卓上彼氏


やっぱり。




バイブを発動した張本人はヨクだった。





「ありがとう、どうやって切り抜けたらいいかわかんなかった…!」



私が感謝の言葉を述べると、




「そうじゃないよ、助けるために呼んだんじゃないんだ」





と、いつもより真剣な表情で彼は答えた。





「クリスマス、行っていいよ、俺のことは気にしないで」





「え……?」





まさか彼がそんなことを言うとは思わなかったから、唖然としてしまった。





ヨクの表情は、しぶしぶ、とか嫌々、という感じではなく、なんとも読めない雰囲気だった。

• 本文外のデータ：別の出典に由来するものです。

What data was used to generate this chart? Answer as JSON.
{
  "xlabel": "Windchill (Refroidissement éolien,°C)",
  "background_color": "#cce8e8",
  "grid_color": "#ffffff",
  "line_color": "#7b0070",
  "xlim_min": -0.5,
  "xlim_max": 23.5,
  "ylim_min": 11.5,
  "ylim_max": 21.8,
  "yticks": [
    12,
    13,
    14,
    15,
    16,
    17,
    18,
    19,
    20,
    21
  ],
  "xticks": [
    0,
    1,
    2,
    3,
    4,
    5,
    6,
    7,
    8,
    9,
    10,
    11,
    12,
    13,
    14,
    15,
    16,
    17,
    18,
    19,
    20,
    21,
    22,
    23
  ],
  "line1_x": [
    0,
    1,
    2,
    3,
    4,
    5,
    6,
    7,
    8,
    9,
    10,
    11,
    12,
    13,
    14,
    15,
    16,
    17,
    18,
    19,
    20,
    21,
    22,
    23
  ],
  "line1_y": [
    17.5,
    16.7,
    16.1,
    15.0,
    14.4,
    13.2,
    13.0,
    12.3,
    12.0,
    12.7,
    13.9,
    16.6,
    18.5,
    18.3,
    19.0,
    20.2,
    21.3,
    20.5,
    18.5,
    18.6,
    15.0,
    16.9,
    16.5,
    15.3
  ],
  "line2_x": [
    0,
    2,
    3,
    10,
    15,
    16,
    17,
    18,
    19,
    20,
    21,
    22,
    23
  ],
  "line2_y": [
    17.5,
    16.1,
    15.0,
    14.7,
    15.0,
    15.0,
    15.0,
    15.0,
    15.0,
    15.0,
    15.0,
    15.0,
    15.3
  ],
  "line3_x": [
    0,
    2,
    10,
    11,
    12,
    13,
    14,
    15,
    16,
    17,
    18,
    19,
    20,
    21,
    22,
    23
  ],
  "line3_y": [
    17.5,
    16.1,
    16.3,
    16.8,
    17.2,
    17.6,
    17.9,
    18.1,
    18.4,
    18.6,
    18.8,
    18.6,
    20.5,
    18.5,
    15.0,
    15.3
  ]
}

「何言ってんの!?クリスマスはヨクと過ごすよっ…!」





「俺……俺のせいでみかみ束縛するの嫌だし。それに、もう少し現実の男子も見た方がみかみのためだよ」






ヨクは、いつもとは違った、消極的な笑いをした。




「ヨク…何……言ってんの…?やだ、変なこと言わないでよ」






「俺となら他の日にでもクリスマスデートできるでしょ?なら、あっち優先してあげなよ」






そういう問題じゃないよ、


そう言おうとした時、私はヨクの表情に気付かされた。




彼は、本気だった。




これまで見たことないくらい、真剣な顔をしていた。




──────…これは、私がどうこう言っても変えられることじゃない。ヨクの中で決まった、変更不可なことなんだ。





『なんで?』とか、『どうして?』とか追及しても、なんだか私が惨めになるだけのような気がした。




これ以上何か言ってもダメだと思い、私は心を決めた。